Convincing the university to allocate the funds over the reduced timeline was relatively straightforward.

“Once they got a look at the system and its capabilities and we had defined a plan of how we were going to layout the cameras, they quickly signed-off,” Davison said. For the security team, the decision to select Genetec software was greatly influenced by the open architecture and true unification.

“One of the deciding factors in going with Genetec and Security Center was the ability to include our intrusion alarm and access control systems,” Merrill said.

After the university finished switching to their new cameras and video management system, they began updating their access control system. This project as well as an alarm integration project began in March 2019. “Once everything is brought into the Security Center interface, we will be completely out of our legacy system,” Davison said.

On-boarding staff, one of the challenges with their previous legacy system was that it was very difficult to navigate. “Fewer than 50% of our people ever figured out how to use it properly. It was cumbersome, and you had to basically shut it down to go into a different program,” Davison said.

Now, with the new security system, Davison estimates that 95% of the staff are up to speed.

“One of the great things about Genetec Security Center is that, when you have new people, it’s really easy for them to figure it out. They can just hover their mouse over a button, and it tells them what it is. In our old system, if you didn’t know, you couldn’t find out on your own. You’d have to ask someone. Now, our staff can self-teach, which is really helpful,” Merrill said.

Improved security with new capabilities Security personnel at Mount Royal have noticed major improvements since the switch, like the ability to bring up cameras on areas of interest. In their legacy system, the views were pre-set and operators couldn’t alter them unless a supervisor went into the system and changed them. Now, with Security Center, views are still pre-set, but operators can easily change views and focus cameras on areas that require greater attention. The new system also makes it easier to review footage because of the ability to synchronize views. Prior to the switch, operators had to go back and forth from each camera individually. Now, “if you’ve got a person of interest on multiple cameras, synchronization allows you to search all those cameras at the same time. That’s a big time-saver for us,” said Davison. The security team is also becoming much more operational with access control, and they especially like the schedule lock feature in Security Center. Their old system worked on a schedule, so all of the doors would unlock at 7:00 am regardless of whether anyone actually entered the facilities at that time. It also required going through nine steps to unlock a door and relied on post-it notes to remind operators to lock particular doors at certain times. With the new system, the doors are also on a schedule, but they remain locked until someone actually needs to access the space. In addition, instead of requesting that security personnel lock doors, individuals leaving a space can now lock the doors themselves.

Getting the Support They Want

The success of the system is about more than just technology. Technical support is particularly important to the security team at Mount Royal.

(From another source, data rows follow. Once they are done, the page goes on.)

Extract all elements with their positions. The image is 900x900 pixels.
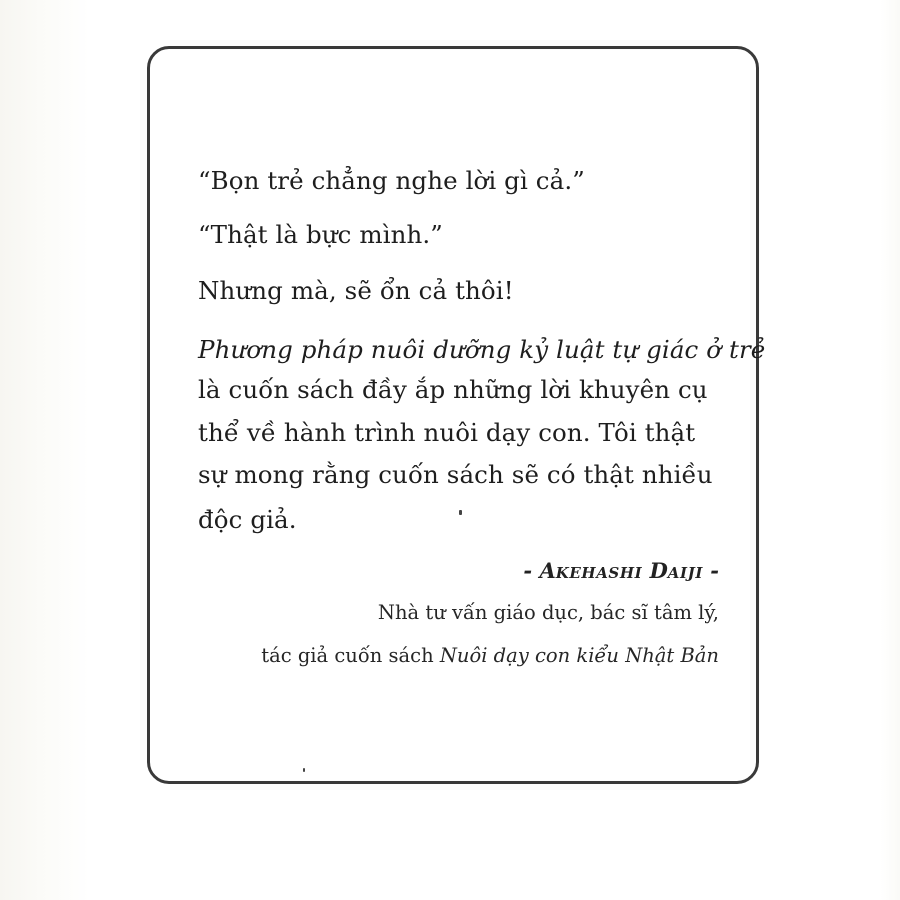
signature-last-initial: D xyxy=(649,558,668,583)
signature-prefix: - xyxy=(523,558,540,583)
signature-first-rest: KEHASHI xyxy=(555,564,643,582)
credit-line-2-prefix: tác giả cuốn sách xyxy=(261,644,440,667)
text-frame xyxy=(147,46,759,784)
quote-line-3: Nhưng mà, sẽ ổn cả thôi! xyxy=(198,276,514,305)
author-signature xyxy=(523,557,719,587)
book-title-line: Phương pháp nuôi dưỡng kỷ luật tự giác ở trẻ xyxy=(198,335,766,364)
paragraph-line-5: độc giả. xyxy=(198,505,297,534)
paragraph-line-4: sự mong rằng cuốn sách sẽ có thật nhiều xyxy=(198,460,713,489)
paragraph-line-2: là cuốn sách đầy ắp những lời khuyên cụ xyxy=(198,375,708,404)
print-speck xyxy=(303,768,305,772)
signature-last-rest: AIJI xyxy=(667,564,703,582)
credit-line-2 xyxy=(261,643,719,669)
quote-line-2: “Thật là bực mình.” xyxy=(198,220,443,249)
quote-line-1: “Bọn trẻ chẳng nghe lời gì cả.” xyxy=(198,166,585,195)
signature-suffix: - xyxy=(702,558,719,583)
credit-book-title: Nuôi dạy con kiểu Nhật Bản xyxy=(439,644,719,667)
print-speck xyxy=(459,510,462,515)
paragraph-line-3: thể về hành trình nuôi dạy con. Tôi thật xyxy=(198,418,696,447)
signature-first-initial: A xyxy=(539,558,556,583)
credit-line-1: Nhà tư vấn giáo dục, bác sĩ tâm lý, xyxy=(377,601,719,624)
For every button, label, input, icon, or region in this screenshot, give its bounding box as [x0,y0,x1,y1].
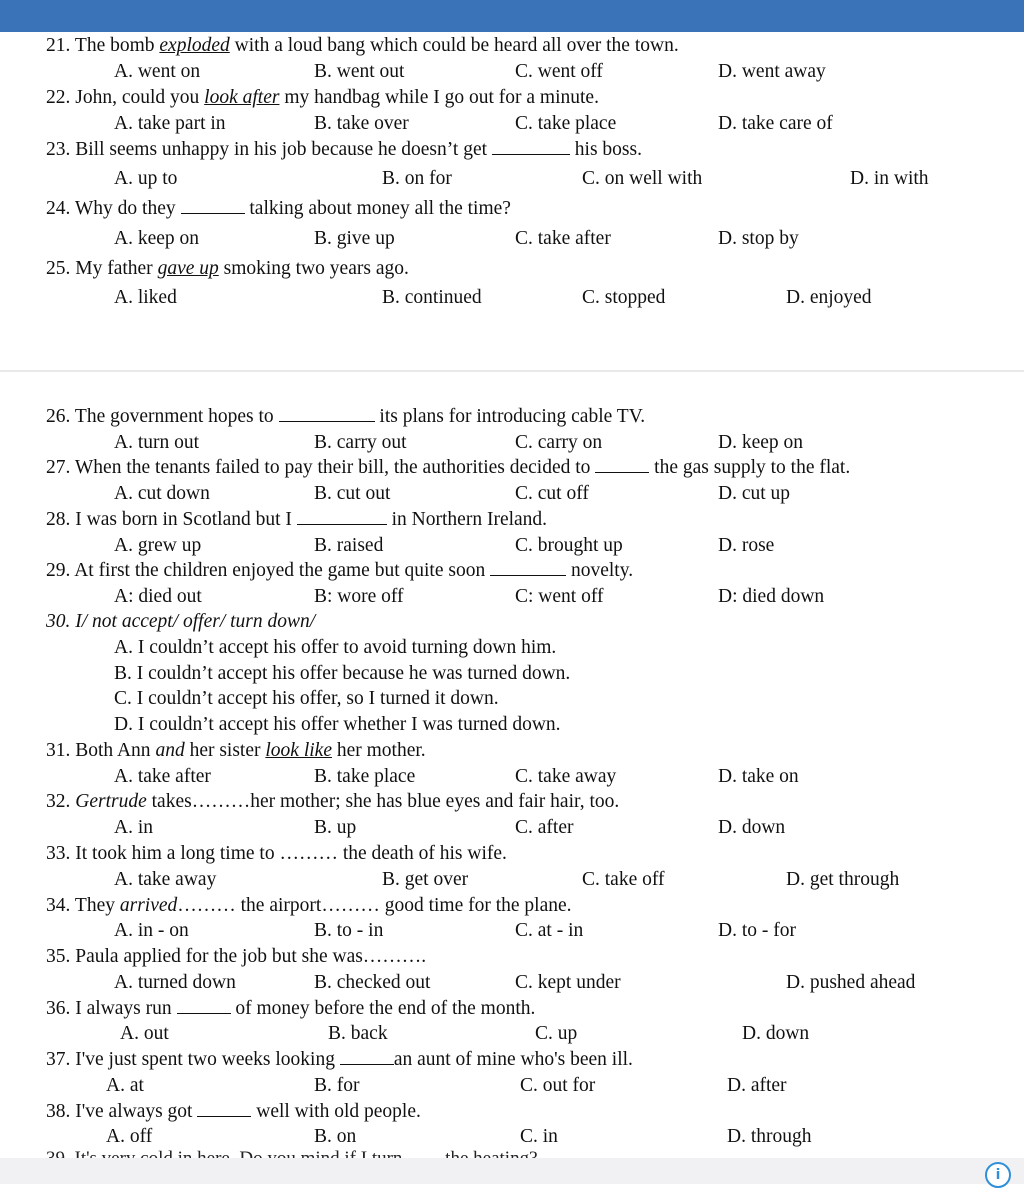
option-c: C. up [535,1023,578,1044]
bottom-bar [0,1158,1024,1184]
question-number: 36. [46,998,76,1019]
option-a: A. off [106,1126,153,1147]
answer-blank [197,1100,251,1117]
question-number: 34. [46,895,75,916]
option-a: A. liked [114,287,177,308]
option-c: C. brought up [515,535,623,556]
question-number: 26. [46,406,75,427]
answer-blank [492,138,570,155]
question-number: 31. [46,740,76,761]
option-a: A. out [120,1023,169,1044]
option-d: D. pushed ahead [786,972,916,993]
option-b: B. give up [314,228,395,249]
option-d: D. in with [850,168,929,189]
question-number: 38. [46,1101,76,1122]
option-d: D. get through [786,869,900,890]
question-number: 24. [46,198,75,219]
option-b: B. continued [382,287,482,308]
question-28: 28. I was born in Scotland but I in Northern Ireland. [46,509,548,530]
question-number: 37. [46,1049,76,1070]
question-36: 36. I always run of money before the end of the month. [46,998,536,1019]
question-25: 25. My father gave up smoking two years ago. [46,258,409,279]
question-number: 23. [46,139,76,160]
question-31: 31. Both Ann and her sister look like her mother. [46,740,426,761]
option-c: C. at - in [515,920,584,941]
option-a: A. in - on [114,920,189,941]
question-number: 22. [46,87,76,108]
question-number: 32. [46,791,76,812]
option-a: A: died out [114,586,202,607]
question-32: 32. Gertrude takes………her mother; she has blue eyes and fair hair, too. [46,791,620,812]
option-d: D. after [727,1075,787,1096]
question-39-cutoff [46,1146,538,1158]
option-c: C. take away [515,766,617,787]
answer-blank [340,1048,394,1065]
option-d: D. down [742,1023,810,1044]
top-bar [0,0,1024,32]
option-b: B. raised [314,535,384,556]
question-27: 27. When the tenants failed to pay their bill, the authorities decided to the gas supply to the flat. [46,457,851,478]
option-d: D. I couldn’t accept his offer whether I was turned down. [114,714,561,735]
option-d: D. cut up [718,483,791,504]
option-d: D. rose [718,535,775,556]
option-a: A. I couldn’t accept his offer to avoid turning down him. [114,637,557,658]
question-38: 38. I've always got well with old people. [46,1101,421,1122]
option-a: A. take away [114,869,217,890]
option-a: A. cut down [114,483,210,504]
option-b: B. I couldn’t accept his offer because he was turned down. [114,663,571,684]
answer-blank [490,559,566,576]
answer-blank [595,456,649,473]
question-24: 24. Why do they talking about money all the time? [46,198,511,219]
question-number: 29. [46,560,75,581]
option-c: C. I couldn’t accept his offer, so I turned it down. [114,688,499,709]
option-a: A. grew up [114,535,202,556]
option-d: D. take care of [718,113,833,134]
question-30: 30. I/ not accept/ offer/ turn down/ [46,611,316,632]
underlined-word: gave up [157,258,219,279]
option-b: B. take over [314,113,409,134]
option-b: B. on [314,1126,357,1147]
option-b: B. carry out [314,432,407,453]
option-d: D. take on [718,766,799,787]
underlined-word: look like [265,740,332,761]
option-c: C. cut off [515,483,589,504]
question-number: 27. [46,457,75,478]
option-c: C. take after [515,228,611,249]
option-b: B. get over [382,869,469,890]
question-number: 25. [46,258,76,279]
option-c: C. stopped [582,287,666,308]
option-d: D. to - for [718,920,796,941]
answer-blank [181,197,245,214]
question-number: 35. [46,946,76,967]
option-b: B. for [314,1075,360,1096]
option-b: B. cut out [314,483,391,504]
option-c: C. in [520,1126,558,1147]
question-34: 34. They arrived……… the airport……… good time for the plane. [46,895,572,916]
question-26: 26. The government hopes to its plans for introducing cable TV. [46,406,646,427]
option-c: C. on well with [582,168,703,189]
question-number: 21. [46,35,75,56]
question-22: 22. John, could you look after my handbag while I go out for a minute. [46,87,599,108]
option-b: B. take place [314,766,416,787]
underlined-word: exploded [159,35,230,56]
option-a: A. at [106,1075,144,1096]
option-a: A. up to [114,168,178,189]
option-c: C. take off [582,869,665,890]
answer-blank [297,508,387,525]
option-d: D. through [727,1126,812,1147]
option-c: C. went off [515,61,603,82]
option-c: C: went off [515,586,604,607]
option-c: C. kept under [515,972,621,993]
option-b: B. to - in [314,920,384,941]
answer-blank [177,997,231,1014]
option-a: A. turned down [114,972,236,993]
option-a: A. keep on [114,228,200,249]
question-21: 21. The bomb exploded with a loud bang which could be heard all over the town. [46,35,679,56]
question-33: 33. It took him a long time to ……… the death of his wife. [46,843,507,864]
question-number: 28. [46,509,76,530]
option-a: A. went on [114,61,201,82]
option-c: C. carry on [515,432,603,453]
option-b: B. checked out [314,972,431,993]
option-b: B: wore off [314,586,404,607]
option-b: B. on for [382,168,452,189]
option-a: A. in [114,817,153,838]
option-a: A. take after [114,766,211,787]
option-a: A. turn out [114,432,200,453]
option-b: B. went out [314,61,405,82]
question-35: 35. Paula applied for the job but she was………. [46,946,427,967]
option-d: D. down [718,817,786,838]
option-a: A. take part in [114,113,226,134]
question-29: 29. At first the children enjoyed the game but quite soon novelty. [46,560,634,581]
question-23: 23. Bill seems unhappy in his job because he doesn’t get his boss. [46,139,642,160]
option-c: C. after [515,817,574,838]
option-b: B. back [328,1023,388,1044]
info-icon[interactable]: i [985,1162,1011,1188]
option-c: C. out for [520,1075,596,1096]
underlined-word: look after [204,87,280,108]
answer-blank [279,405,375,422]
option-d: D. keep on [718,432,804,453]
question-37: 37. I've just spent two weeks looking an aunt of mine who's been ill. [46,1049,633,1070]
option-d: D. enjoyed [786,287,872,308]
option-c: C. take place [515,113,617,134]
option-d: D: died down [718,586,825,607]
option-d: D. stop by [718,228,799,249]
question-number: 33. [46,843,76,864]
option-d: D. went away [718,61,826,82]
option-b: B. up [314,817,357,838]
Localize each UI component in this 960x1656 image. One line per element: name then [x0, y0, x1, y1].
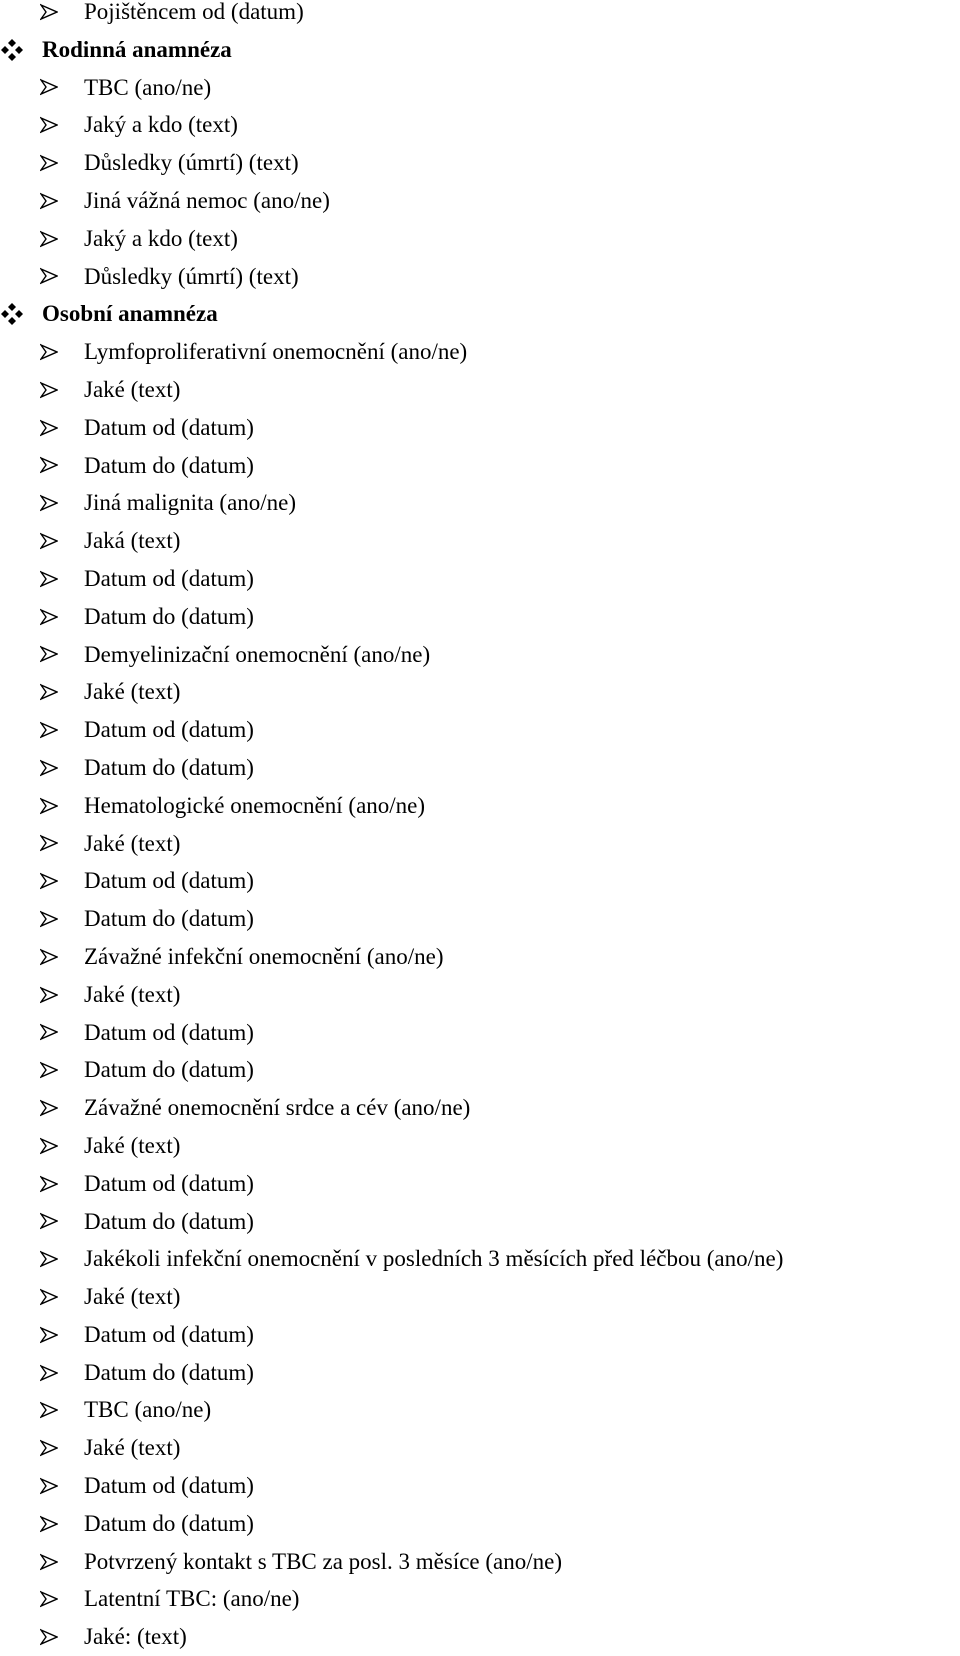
list-item-text: Důsledky (úmrtí) (text) — [84, 150, 299, 176]
list-item-text: Datum do (datum) — [84, 1510, 254, 1536]
arrow-bullet-icon — [40, 258, 64, 296]
list-item-text: Jakékoli infekční onemocnění v posledních 3 měsících před léčbou (ano/ne) — [84, 1246, 784, 1272]
list-item-text: Datum do (datum) — [84, 754, 254, 780]
list-item — [0, 371, 960, 409]
section-heading-text: Rodinná anamnéza — [42, 36, 232, 62]
list-item — [0, 1165, 960, 1203]
list-item — [0, 1467, 960, 1505]
list-item — [0, 1618, 960, 1656]
list-item — [0, 787, 960, 825]
list-item — [0, 938, 960, 976]
arrow-bullet-icon — [40, 938, 64, 976]
list-item-text: Datum od (datum) — [84, 868, 254, 894]
list-item — [0, 749, 960, 787]
arrow-bullet-icon — [40, 106, 64, 144]
arrow-bullet-icon — [40, 1165, 64, 1203]
list-item-text: TBC (ano/ne) — [84, 1397, 212, 1423]
arrow-bullet-icon — [40, 787, 64, 825]
list-item — [0, 1505, 960, 1543]
arrow-bullet-icon — [40, 0, 64, 31]
arrow-bullet-icon — [40, 900, 64, 938]
list-item — [0, 258, 960, 296]
arrow-bullet-icon — [40, 1505, 64, 1543]
list-item — [0, 182, 960, 220]
list-item — [0, 1316, 960, 1354]
list-item-text: Důsledky (úmrtí) (text) — [84, 263, 299, 289]
arrow-bullet-icon — [40, 1316, 64, 1354]
list-item — [0, 69, 960, 107]
list-item — [0, 484, 960, 522]
list-item-text: Datum do (datum) — [84, 1057, 254, 1083]
list-item-text: Závažné infekční onemocnění (ano/ne) — [84, 943, 444, 969]
list-item — [0, 560, 960, 598]
list-item-text: Jaké (text) — [84, 1435, 181, 1461]
arrow-bullet-icon — [40, 673, 64, 711]
arrow-bullet-icon — [40, 825, 64, 863]
list-item — [0, 0, 960, 31]
arrow-bullet-icon — [40, 333, 64, 371]
list-item-text: Datum do (datum) — [84, 1359, 254, 1385]
arrow-bullet-icon — [40, 1127, 64, 1165]
list-item — [0, 598, 960, 636]
list-item — [0, 1089, 960, 1127]
list-item-text: TBC (ano/ne) — [84, 74, 212, 100]
list-item-text: Jiná malignita (ano/ne) — [84, 490, 297, 516]
arrow-bullet-icon — [40, 1618, 64, 1656]
list-item-text: Závažné onemocnění srdce a cév (ano/ne) — [84, 1095, 471, 1121]
list-item-text: Datum od (datum) — [84, 717, 254, 743]
list-item-text: Jaký a kdo (text) — [84, 225, 238, 251]
arrow-bullet-icon — [40, 371, 64, 409]
list-item-text: Datum do (datum) — [84, 603, 254, 629]
arrow-bullet-icon — [40, 69, 64, 107]
list-item-text: Jaký a kdo (text) — [84, 112, 238, 138]
list-item-text: Datum do (datum) — [84, 906, 254, 932]
list-item-text: Jaké (text) — [84, 679, 181, 705]
arrow-bullet-icon — [40, 636, 64, 674]
list-item-text: Datum do (datum) — [84, 452, 254, 478]
list-item — [0, 1240, 960, 1278]
list-item-text: Datum od (datum) — [84, 1170, 254, 1196]
arrow-bullet-icon — [40, 1354, 64, 1392]
list-item-text: Jaké (text) — [84, 981, 181, 1007]
list-item — [0, 1051, 960, 1089]
diamond-bullet-icon — [0, 295, 30, 333]
diamond-bullet-icon — [0, 31, 30, 69]
list-item — [0, 976, 960, 1014]
arrow-bullet-icon — [40, 447, 64, 485]
arrow-bullet-icon — [40, 976, 64, 1014]
list-item — [0, 409, 960, 447]
list-item — [0, 636, 960, 674]
arrow-bullet-icon — [40, 1543, 64, 1581]
list-item-text: Latentní TBC: (ano/ne) — [84, 1586, 300, 1612]
arrow-bullet-icon — [40, 522, 64, 560]
arrow-bullet-icon — [40, 1051, 64, 1089]
arrow-bullet-icon — [40, 711, 64, 749]
list-item-text: Jaké: (text) — [84, 1624, 187, 1650]
list-item-text: Jaká (text) — [84, 528, 181, 554]
list-item — [0, 1014, 960, 1052]
list-item — [0, 447, 960, 485]
list-item-text: Jaké (text) — [84, 1132, 181, 1158]
list-item — [0, 1580, 960, 1618]
arrow-bullet-icon — [40, 1089, 64, 1127]
list-item-text: Datum do (datum) — [84, 1208, 254, 1234]
list-item — [0, 1543, 960, 1581]
arrow-bullet-icon — [40, 409, 64, 447]
list-item-text: Jaké (text) — [84, 376, 181, 402]
list-item-text: Datum od (datum) — [84, 1473, 254, 1499]
list-item-text: Lymfoproliferativní onemocnění (ano/ne) — [84, 339, 468, 365]
arrow-bullet-icon — [40, 1580, 64, 1618]
arrow-bullet-icon — [40, 1278, 64, 1316]
list-item — [0, 144, 960, 182]
arrow-bullet-icon — [40, 144, 64, 182]
list-item-text: Hematologické onemocnění (ano/ne) — [84, 792, 426, 818]
list-item — [0, 1127, 960, 1165]
list-item — [0, 825, 960, 863]
arrow-bullet-icon — [40, 220, 64, 258]
list-item — [0, 220, 960, 258]
list-item-text: Jiná vážná nemoc (ano/ne) — [84, 187, 330, 213]
list-item — [0, 1278, 960, 1316]
arrow-bullet-icon — [40, 1240, 64, 1278]
arrow-bullet-icon — [40, 560, 64, 598]
list-item-text: Potvrzený kontakt s TBC za posl. 3 měsíce (ano/ne) — [84, 1548, 563, 1574]
list-item-text: Demyelinizační onemocnění (ano/ne) — [84, 641, 431, 667]
section-heading — [0, 31, 960, 69]
list-item — [0, 1203, 960, 1241]
list-item — [0, 333, 960, 371]
list-item — [0, 1354, 960, 1392]
list-item-text: Datum od (datum) — [84, 1321, 254, 1347]
list-item — [0, 673, 960, 711]
list-item-text: Datum od (datum) — [84, 1019, 254, 1045]
list-item-text: Pojištěncem od (datum) — [84, 0, 304, 24]
arrow-bullet-icon — [40, 182, 64, 220]
arrow-bullet-icon — [40, 1203, 64, 1241]
section-heading — [0, 295, 960, 333]
list-item — [0, 711, 960, 749]
arrow-bullet-icon — [40, 598, 64, 636]
list-item-text: Jaké (text) — [84, 1284, 181, 1310]
list-item-text: Datum od (datum) — [84, 565, 254, 591]
arrow-bullet-icon — [40, 1467, 64, 1505]
list-item — [0, 522, 960, 560]
arrow-bullet-icon — [40, 862, 64, 900]
arrow-bullet-icon — [40, 1429, 64, 1467]
list-item-text: Datum od (datum) — [84, 414, 254, 440]
section-heading-text: Osobní anamnéza — [42, 301, 218, 327]
arrow-bullet-icon — [40, 1014, 64, 1052]
arrow-bullet-icon — [40, 749, 64, 787]
arrow-bullet-icon — [40, 484, 64, 522]
list-item — [0, 1429, 960, 1467]
list-item — [0, 106, 960, 144]
list-item — [0, 900, 960, 938]
list-item — [0, 1391, 960, 1429]
list-item — [0, 862, 960, 900]
arrow-bullet-icon — [40, 1391, 64, 1429]
list-item-text: Jaké (text) — [84, 830, 181, 856]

“This is really huge for us. With our last company, we didn’t get answers quickly,” Merrill said. “We didn’t get the help that we needed generally. And everything took a few steps. Whenever we asked questions about how to make the system better, we received a continuous sales pitch. But, with Genetec, we get answers and, often, we get them in person,” added Davison. “The difference has been like night and day with Genetec.”

Davison is also excited about the future as Mount Royal continues to explore the features in Security Center. They unified the system with their Code Blue stations for emergency situations. The value of the open platform is that the University knows they can adapt and easily add on to Security Center as their needs evolve.